Segregation of duties

This page explains why the person who creates a training version can never be the person who approves it, and why the rule holds even if you try to work around the screen.

Who this is for

Quality Admin, Corporate Admin, and quality owners who need to explain the control to an auditor.

The rule

The author of a pending version and the approver of that version must be two different people. An author cannot approve, activate, or reject their own work.

This is segregation of duties (SoD). It ensures that a second qualified person reviews content before it reaches learners, which is a core expectation under ISO 9001 and 21 CFR Part 11.

What you see in the UI

If you open the Quality Review Queue and find a version you authored, the Approve and Reject buttons on that card are disabled.
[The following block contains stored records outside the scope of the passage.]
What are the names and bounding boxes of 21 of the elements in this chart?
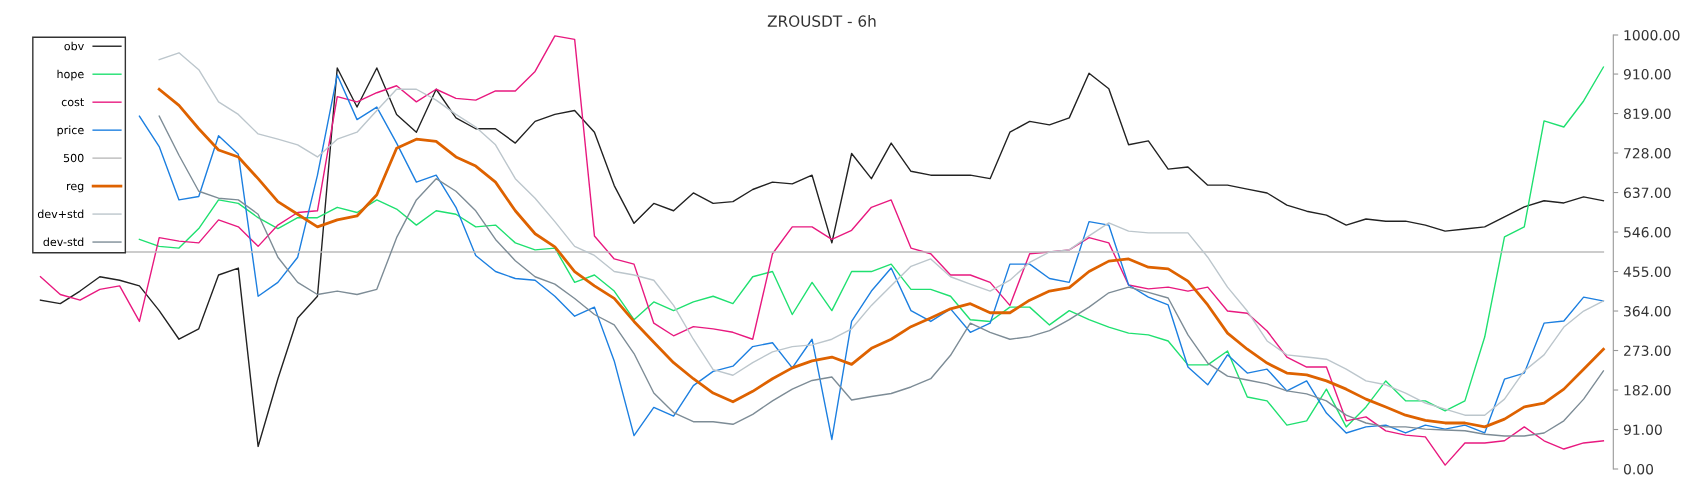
y-tick-label: 819.00 [1623, 108, 1671, 120]
y-tick-label: 273.00 [1624, 345, 1671, 356]
legend-label: reg [67, 183, 84, 193]
y-tick-label: 546.00 [1624, 227, 1671, 238]
legend-label: dev-std [43, 237, 84, 247]
y-tick-label: 455.00 [1623, 266, 1671, 277]
chart-title: ZROUSDT - 6h [767, 15, 876, 27]
y-tick-label: 91.00 [1623, 424, 1662, 435]
y-tick-label: 1000.00 [1624, 29, 1680, 41]
legend-label: price [57, 125, 84, 137]
legend-label: dev+std [37, 209, 84, 219]
y-tick-label: 728.00 [1624, 148, 1671, 159]
y-tick-label: 637.00 [1623, 187, 1671, 199]
y-tick-label: 182.00 [1624, 384, 1671, 396]
y-tick-label: 0.00 [1623, 463, 1654, 475]
legend-label: obv [64, 41, 84, 51]
legend-label: 500 [63, 153, 84, 163]
y-tick-label: 910.00 [1623, 69, 1671, 80]
y-tick-label: 364.00 [1624, 305, 1671, 317]
legend-label: cost [61, 98, 84, 107]
legend-label: hope [57, 69, 84, 81]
The card shows a note:

You created this version - another Quality Admin must approve.

Screenshot pendinga review task card the current user authored, with Approve and Reject disabled and the segregation-of-duties note

This is a guard, not the enforcement. It stops the obvious mistake before you make it.

How it is enforced

The server enforces SoD, not the screen

The disabled buttons are a convenience. The real check runs on the backend. When an approval or rejection request arrives, the server compares the caller against the version's author. If they match, it refuses the request with a 403 error and a sod_violation code. The version stays pending and nothing is activated.

So even if a request reached the backend some other way, an author still cannot approve their own version. The control does not depend on the browser.

The same server-side check also confirms:

  • The caller holds a quality role (Quality Admin or Corporate Admin); otherwise the request is refused.
  • The change rationale is at least 10 characters.
  • At least one source is attached to the version.

What to do when you are blocked

If you authored a version that needs approval, ask another Quality Admin or a Corporate Admin to review it. They open the same task, compare the change, record their own rationale, and approve. Your name stays recorded as the author; theirs is recorded as the approver.

Why this is recorded

Both halves of the act are captured in the audit log. The author is on the version's creation event, and the approver is on the approve_content event with their rationale. An auditor can read both and confirm the two are different people.